Londres (awp/afp) - Le pouvoir d'achat des Britanniques continue d'être écrasé par une inflation accélérée, d'après des données officielles publiées mercredi, une situation qui risque de durer avec le Brexit en toile de fond.

Entre juin et août, les salaires des Britanniques (primes comprises) ont baissé en termes réels de 0,3% sur un an, a annoncé l'Office des statistiques nationales (ONS).

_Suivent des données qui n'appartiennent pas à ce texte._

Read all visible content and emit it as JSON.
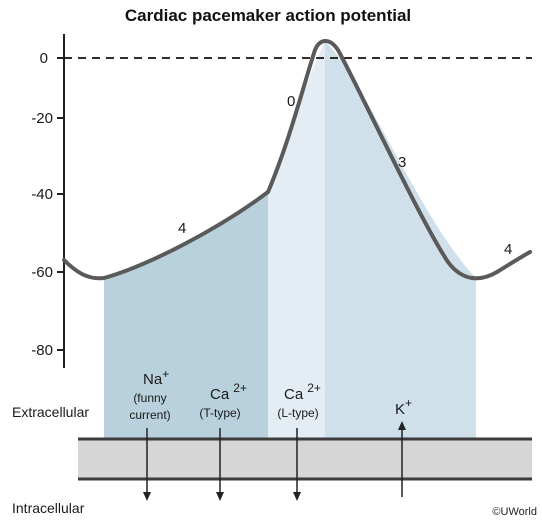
{
  "title": "Cardiac pacemaker action potential",
  "y_axis": {
    "ticks": [
      "0",
      "-20",
      "-40",
      "-60",
      "-80"
    ]
  },
  "phases": {
    "phase4_left": "4",
    "phase0": "0",
    "phase3": "3",
    "phase4_right": "4"
  },
  "ions": {
    "na": {
      "symbol": "Na",
      "charge": "+",
      "line1": "(funny",
      "line2": "current)"
    },
    "ca_t": {
      "symbol": "Ca",
      "charge": "2+",
      "line1": "(T-type)"
    },
    "ca_l": {
      "symbol": "Ca",
      "charge": "2+",
      "line1": "(L-type)"
    },
    "k": {
      "symbol": "K",
      "charge": "+"
    }
  },
  "membrane": {
    "extracellular": "Extracellular",
    "intracellular": "Intracellular"
  },
  "copyright": "©UWorld",
  "colors": {
    "region_funny_t": "#b9d1dd",
    "region_l": "#e4edf3",
    "region_k": "#cfe0ea",
    "curve": "#5a5a5a",
    "membrane_fill": "#d6d6d6",
    "membrane_line": "#3c3c3c"
  }
}
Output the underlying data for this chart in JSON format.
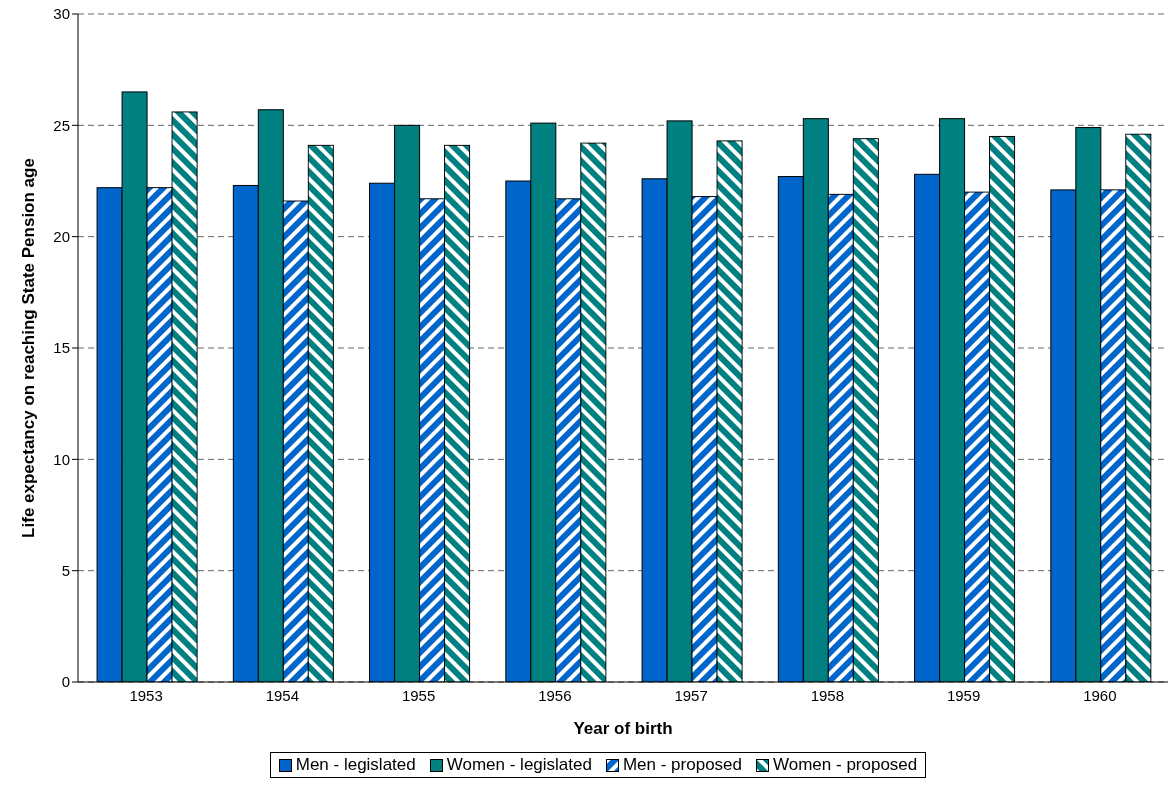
{
  "chart_data": {
    "type": "bar",
    "xlabel": "Year of birth",
    "ylabel": "Life expectancy on reaching State Pension age",
    "categories": [
      "1953",
      "1954",
      "1955",
      "1956",
      "1957",
      "1958",
      "1959",
      "1960"
    ],
    "series": [
      {
        "name": "Men - legislated",
        "color": "#0066cc",
        "values": [
          22.2,
          22.3,
          22.4,
          22.5,
          22.6,
          22.7,
          22.8,
          22.1
        ]
      },
      {
        "name": "Women - legislated",
        "color": "#008080",
        "values": [
          26.5,
          25.7,
          25.0,
          25.1,
          25.2,
          25.3,
          25.3,
          24.9
        ]
      },
      {
        "name": "Men - proposed",
        "color": "#0066cc",
        "values": [
          22.2,
          21.6,
          21.7,
          21.7,
          21.8,
          21.9,
          22.0,
          22.1
        ]
      },
      {
        "name": "Women - proposed",
        "color": "#008080",
        "values": [
          25.6,
          24.1,
          24.1,
          24.2,
          24.3,
          24.4,
          24.5,
          24.6
        ]
      }
    ],
    "ylim": [
      0,
      30
    ],
    "yticks": [
      0,
      5,
      10,
      15,
      20,
      25,
      30
    ],
    "grid": "y",
    "legend": "bottom"
  }
}
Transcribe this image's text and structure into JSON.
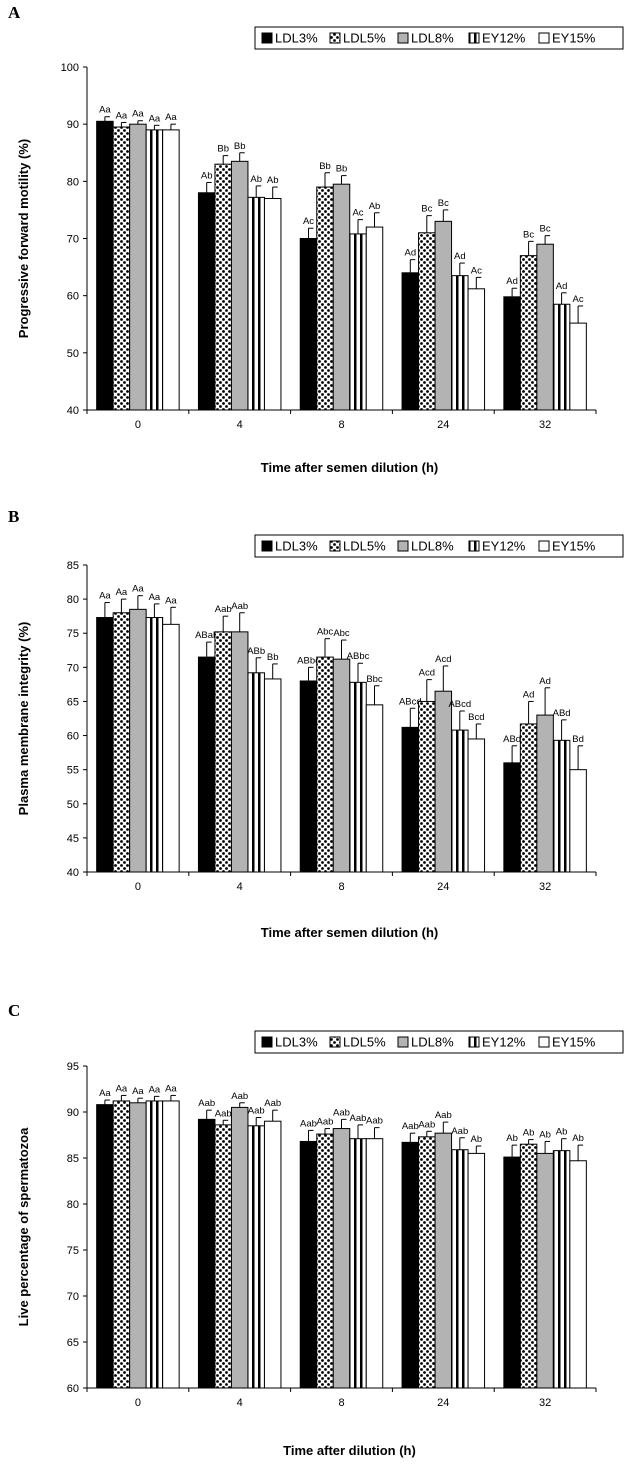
{
  "colors": {
    "LDL3%": "#000000",
    "LDL5%": "#ffffff",
    "LDL8%": "#b3b3b3",
    "EY12%": "#ffffff",
    "EY15%": "#ffffff"
  },
  "patterns": {
    "LDL3%": "solid",
    "LDL5%": "dots",
    "LDL8%": "solid-gray",
    "EY12%": "vertical-stripes",
    "EY15%": "empty"
  },
  "chart_data": [
    {
      "panel": "A",
      "type": "bar",
      "categories": [
        "0",
        "4",
        "8",
        "24",
        "32"
      ],
      "xlabel": "Time after semen dilution (h)",
      "ylabel": "Progressive forward motility (%)",
      "ylim": [
        40,
        100
      ],
      "yticks": [
        40,
        50,
        60,
        70,
        80,
        90,
        100
      ],
      "legend_position": "top-right",
      "grid": false,
      "series": [
        {
          "name": "LDL3%",
          "values": [
            90.5,
            78.0,
            70.0,
            64.0,
            59.8
          ],
          "errors": [
            0.8,
            1.8,
            1.8,
            2.3,
            1.5
          ],
          "labels": [
            "Aa",
            "Ab",
            "Ac",
            "Ad",
            "Ad"
          ]
        },
        {
          "name": "LDL5%",
          "values": [
            89.5,
            83.0,
            79.0,
            71.0,
            67.0
          ],
          "errors": [
            0.8,
            1.5,
            2.5,
            3.0,
            2.5
          ],
          "labels": [
            "Aa",
            "Bb",
            "Bb",
            "Bc",
            "Bc"
          ]
        },
        {
          "name": "LDL8%",
          "values": [
            90.0,
            83.5,
            79.5,
            73.0,
            69.0
          ],
          "errors": [
            0.6,
            1.5,
            1.5,
            2.0,
            1.5
          ],
          "labels": [
            "Aa",
            "Bb",
            "Bb",
            "Bc",
            "Bc"
          ]
        },
        {
          "name": "EY12%",
          "values": [
            89.0,
            77.2,
            70.8,
            63.5,
            58.5
          ],
          "errors": [
            0.8,
            2.0,
            2.5,
            2.2,
            2.0
          ],
          "labels": [
            "Aa",
            "Ab",
            "Ac",
            "Ad",
            "Ad"
          ]
        },
        {
          "name": "EY15%",
          "values": [
            89.0,
            77.0,
            72.0,
            61.2,
            55.2
          ],
          "errors": [
            1.0,
            2.0,
            2.5,
            2.0,
            3.0
          ],
          "labels": [
            "Aa",
            "Ab",
            "Ab",
            "Ac",
            "Ac"
          ]
        }
      ]
    },
    {
      "panel": "B",
      "type": "bar",
      "categories": [
        "0",
        "4",
        "8",
        "24",
        "32"
      ],
      "xlabel": "Time after semen dilution (h)",
      "ylabel": "Plasma membrane integrity (%)",
      "ylim": [
        40,
        85
      ],
      "yticks": [
        40,
        45,
        50,
        55,
        60,
        65,
        70,
        75,
        80,
        85
      ],
      "legend_position": "top-right",
      "grid": false,
      "series": [
        {
          "name": "LDL3%",
          "values": [
            77.3,
            71.5,
            68.0,
            61.2,
            56.0
          ],
          "errors": [
            2.2,
            2.2,
            2.0,
            2.8,
            2.5
          ],
          "labels": [
            "Aa",
            "ABab",
            "ABbc",
            "ABcd",
            "ABd"
          ]
        },
        {
          "name": "LDL5%",
          "values": [
            78.0,
            75.2,
            71.5,
            65.0,
            61.7
          ],
          "errors": [
            2.0,
            2.3,
            2.7,
            3.2,
            3.3
          ],
          "labels": [
            "Aa",
            "Aab",
            "Abc",
            "Acd",
            "Ad"
          ]
        },
        {
          "name": "LDL8%",
          "values": [
            78.5,
            75.2,
            71.2,
            66.5,
            63.0
          ],
          "errors": [
            2.0,
            2.8,
            2.8,
            3.7,
            4.0
          ],
          "labels": [
            "Aa",
            "Aab",
            "Abc",
            "Acd",
            "Ad"
          ]
        },
        {
          "name": "EY12%",
          "values": [
            77.3,
            69.2,
            67.8,
            60.8,
            59.3
          ],
          "errors": [
            2.0,
            2.2,
            2.8,
            2.8,
            3.0
          ],
          "labels": [
            "Aa",
            "ABb",
            "ABbc",
            "ABcd",
            "ABd"
          ]
        },
        {
          "name": "EY15%",
          "values": [
            76.3,
            68.3,
            64.5,
            59.5,
            55.0
          ],
          "errors": [
            2.5,
            2.2,
            2.8,
            2.2,
            3.5
          ],
          "labels": [
            "Aa",
            "Bb",
            "Bbc",
            "Bcd",
            "Bd"
          ]
        }
      ]
    },
    {
      "panel": "C",
      "type": "bar",
      "categories": [
        "0",
        "4",
        "8",
        "24",
        "32"
      ],
      "xlabel": "Time after dilution (h)",
      "ylabel": "Live percentage of spermatozoa",
      "ylim": [
        60,
        95
      ],
      "yticks": [
        60,
        65,
        70,
        75,
        80,
        85,
        90,
        95
      ],
      "legend_position": "top-right",
      "grid": false,
      "series": [
        {
          "name": "LDL3%",
          "values": [
            90.8,
            89.2,
            86.8,
            86.7,
            85.1
          ],
          "errors": [
            0.5,
            1.0,
            1.2,
            1.0,
            1.3
          ],
          "labels": [
            "Aa",
            "Aab",
            "Aab",
            "Aab",
            "Ab"
          ]
        },
        {
          "name": "LDL5%",
          "values": [
            91.2,
            88.6,
            87.6,
            87.3,
            86.5
          ],
          "errors": [
            0.6,
            0.5,
            0.6,
            0.6,
            0.5
          ],
          "labels": [
            "Aa",
            "Aab",
            "Aab",
            "Aab",
            "Ab"
          ]
        },
        {
          "name": "LDL8%",
          "values": [
            91.0,
            90.5,
            88.2,
            87.7,
            85.5
          ],
          "errors": [
            0.5,
            0.5,
            1.0,
            1.2,
            1.3
          ],
          "labels": [
            "Aa",
            "Aab",
            "Aab",
            "Aab",
            "Ab"
          ]
        },
        {
          "name": "EY12%",
          "values": [
            91.2,
            88.5,
            87.1,
            85.9,
            85.8
          ],
          "errors": [
            0.5,
            0.9,
            1.5,
            1.3,
            1.3
          ],
          "labels": [
            "Aa",
            "Aab",
            "Aab",
            "Aab",
            "Ab"
          ]
        },
        {
          "name": "EY15%",
          "values": [
            91.2,
            89.0,
            87.1,
            85.5,
            84.7
          ],
          "errors": [
            0.6,
            1.2,
            1.2,
            0.8,
            1.7
          ],
          "labels": [
            "Aa",
            "Aab",
            "Aab",
            "Ab",
            "Ab"
          ]
        }
      ]
    }
  ]
}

Les salaires nominaux ont certes augmenté de 2,2% sur un an, mais les prix ont grimpé plus vite pendant cette période.

Depuis plusieurs mois, la hausse des prix est dopée en effet par la dégringolade de la livre sterling à la suite de la décision des Britanniques de quitter l'UE lors du référendum du 23 juin 2016. Cette dépréciation renchérit les produits importés, ce qui pèse sur le portefeuille des ménages.

L'inflation a atteint 3% en septembre sur un an pour la première fois depuis avril 2012, a annoncé l'ONS mardi. La Banque d'Angleterre prévoit que ce taux devrait atteindre son pic en octobre ou novembre, avant de refluer.

Mais "l'écart entre l'inflation et la croissance des salaires devrait rester bien large pendant un moment", a prévenu James Smith, économiste chez ING, qui prévoit un impact négatif sur la consommation des ménages.

Certains économistes restent surpris du fait que les salaires ne soient pas davantage soutenus par la faiblesse du chômage, un facteur qui tend normalement à aider les salariés à obtenir de meilleures rémunérations.

Le chômage reste en effet à son plus faible niveau depuis 1975, à 4,3% entre juin et août.

- Passe d'armes au Parlement -

"Le chômage a beau être au plus bas, le Royaume-Uni a un problème persistant avec la croissance des salaires. Cela s'explique en bonne part par les +trois P+: productivité, payes du secteur public et pensions", a expliqué Laith Khalaf, analyste chez Hargreaves Lansdown.

Côté productivité, l'Office public de responsabilité budgétaire (OBR) a noté la semaine dernière qu'elle restait faible au Royaume-Uni. Il a souligné que les entreprises avaient ces dernières années eu tendance à embaucher davantage de salariés en profitant du faible coût du travail d'un côté, mais à réduire leurs investissements en capital de l'autre.

Les près de 5,5 millions de salariés du secteur public voient pour leur part leurs hausses de salaires limitées à 1% par an depuis 2013, en vertu d'une stricte discipline budgétaire fixée par le gouvernement conservateur - malgré l'introduction prévue d'une certaine souplesse pour les forces de sécurité.

D'après M. Khalaf, de nouvelles obligations fixées aux employeurs pour les retraites ont en outre réduit les fonds disponibles pour les salaires.

Le gouvernement reconnaît l'existence d'un problème mais juge faire beaucoup, entre réduction de l'impôt sur le revenu, gel des taxes sur l'essence, hausses du salaire minimum et des aides à la petite enfance.

Pas suffisant aux yeux du dirigeant du Parti Travailliste, Jeremy Corbyn, qui a défié avec véhémence la Première ministre conservatrice, Theresa May, à ce sujet mercredi à la Chambre des Communes. Le leader de la gauche a mis en avant le cas d'une employée de magasin, Christine, "qui n'a plus assez d'argent pour simplement payer l'essence de sa voiture".

"Une productivité toujours faible, combinée à une chute des salaires réels, sape les niveaux de vie" des Britanniques, a constaté aussi la principale organisation patronale, la CBI qui appelle le ministre des Finances à "agir" à l'occasion de la présentation du budget le 22 novembre.

Le gouvernement est déjà sous la pression de difficiles négociations avec Bruxelles sur le Brexit, et garde ouverte l'option d'une absence d'accord commercial entre le Royaume-Uni et l'UE.

Dans cette hypothèse qui imposerait un passage aux règles minimales de l'OMC entre Londres et Bruxelles, l'association Resolution Foundation a calculé que la hausse induite des produits alimentaires, des vêtements et des voitures amputerait de 260 livres en moyenne le budget des ménages, dont les moins riches seraient les plus touchés.